Welcoming Professor Benjamin Berger to the Robson Crim Team
Robson Crim has been bringing readers blogs since its inception one and a half years ago. We proudly published our inaugural peer reviewed journal last September and can announce it has been viewed over 20,000 times. This was all made possible by tremendous team work by collaborators, editors, students and staff. We have also published a number of reports, including our recent Criminal Case Annotations from 2017. We have worked hard to bring you the most talented collaborators from across Canada who can represent the leading thoughts and analyses in criminal law. We are now more than a blog. We are a nation-wide criminal law, criminology and criminal justice research hub. In this regard, we are proud to welcome Professor Benjamin Berger to our team. Professor Berger will be finishing up his term as Associate Dean (students) at Osgoode Hall and will then begin his contributions. Welcome aboard! To learn more about Professor Berger, read below.

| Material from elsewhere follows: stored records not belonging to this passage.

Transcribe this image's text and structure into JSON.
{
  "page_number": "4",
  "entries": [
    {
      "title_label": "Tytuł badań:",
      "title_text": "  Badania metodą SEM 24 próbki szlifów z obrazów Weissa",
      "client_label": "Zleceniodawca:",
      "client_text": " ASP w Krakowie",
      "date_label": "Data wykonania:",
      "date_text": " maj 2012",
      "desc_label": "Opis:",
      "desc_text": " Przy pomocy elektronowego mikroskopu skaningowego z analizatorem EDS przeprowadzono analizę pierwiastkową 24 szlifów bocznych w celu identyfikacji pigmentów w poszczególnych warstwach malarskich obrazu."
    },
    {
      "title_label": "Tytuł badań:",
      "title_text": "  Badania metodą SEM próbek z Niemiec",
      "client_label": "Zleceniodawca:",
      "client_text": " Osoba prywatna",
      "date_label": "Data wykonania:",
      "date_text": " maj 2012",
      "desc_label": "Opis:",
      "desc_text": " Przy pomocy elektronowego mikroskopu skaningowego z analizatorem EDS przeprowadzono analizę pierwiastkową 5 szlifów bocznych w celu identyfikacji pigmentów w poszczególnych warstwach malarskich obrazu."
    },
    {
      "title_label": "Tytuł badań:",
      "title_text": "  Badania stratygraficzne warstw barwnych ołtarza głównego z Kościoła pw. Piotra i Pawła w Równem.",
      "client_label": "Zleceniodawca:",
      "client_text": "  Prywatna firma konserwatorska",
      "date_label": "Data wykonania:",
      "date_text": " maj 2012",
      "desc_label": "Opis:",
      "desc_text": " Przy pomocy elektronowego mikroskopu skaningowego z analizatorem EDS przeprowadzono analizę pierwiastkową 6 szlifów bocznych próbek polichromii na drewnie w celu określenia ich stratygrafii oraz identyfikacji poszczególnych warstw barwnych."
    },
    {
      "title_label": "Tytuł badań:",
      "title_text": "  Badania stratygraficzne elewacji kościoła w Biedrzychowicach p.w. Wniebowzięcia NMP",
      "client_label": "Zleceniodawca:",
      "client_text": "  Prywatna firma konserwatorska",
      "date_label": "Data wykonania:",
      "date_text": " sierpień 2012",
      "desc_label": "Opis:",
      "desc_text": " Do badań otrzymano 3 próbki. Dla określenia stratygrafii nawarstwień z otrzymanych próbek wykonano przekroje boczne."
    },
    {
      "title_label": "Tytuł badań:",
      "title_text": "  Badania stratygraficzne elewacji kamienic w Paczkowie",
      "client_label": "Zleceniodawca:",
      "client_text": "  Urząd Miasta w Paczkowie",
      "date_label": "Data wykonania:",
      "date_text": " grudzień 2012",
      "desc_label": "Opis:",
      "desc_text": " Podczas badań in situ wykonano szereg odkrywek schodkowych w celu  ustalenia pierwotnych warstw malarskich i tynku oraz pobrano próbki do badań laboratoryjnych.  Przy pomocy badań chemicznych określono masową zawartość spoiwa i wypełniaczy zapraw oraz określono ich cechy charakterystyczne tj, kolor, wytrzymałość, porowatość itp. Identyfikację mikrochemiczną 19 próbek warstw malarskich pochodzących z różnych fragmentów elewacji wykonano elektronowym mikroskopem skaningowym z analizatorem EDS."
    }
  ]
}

Professor Benjamin Berger’s areas of teaching and research specialization are criminal and constitutional law and theory, law and religion, and the law of evidence.
He holds an appointment as an Associate Professor (status only) in the Department for the Study of Religion at the University of Toronto and is a member of the faculty of the Graduate Program in Socio-Legal Studies at York University. Prior to joining Osgoode, Professor Berger was an associate professor in the Faculty of Law and held a cross appointment in the Department of Philosophy at the University of Victoria, where he began teaching in 2004. He served as law clerk to the Rt. Honourable Beverley McLachlin, Chief Justice of Canada, and was a Fulbright Scholar at Yale University. He has published broadly in his principal areas of research and and his work has appeared in multiple edited collections and in legal and interdisciplinary journals.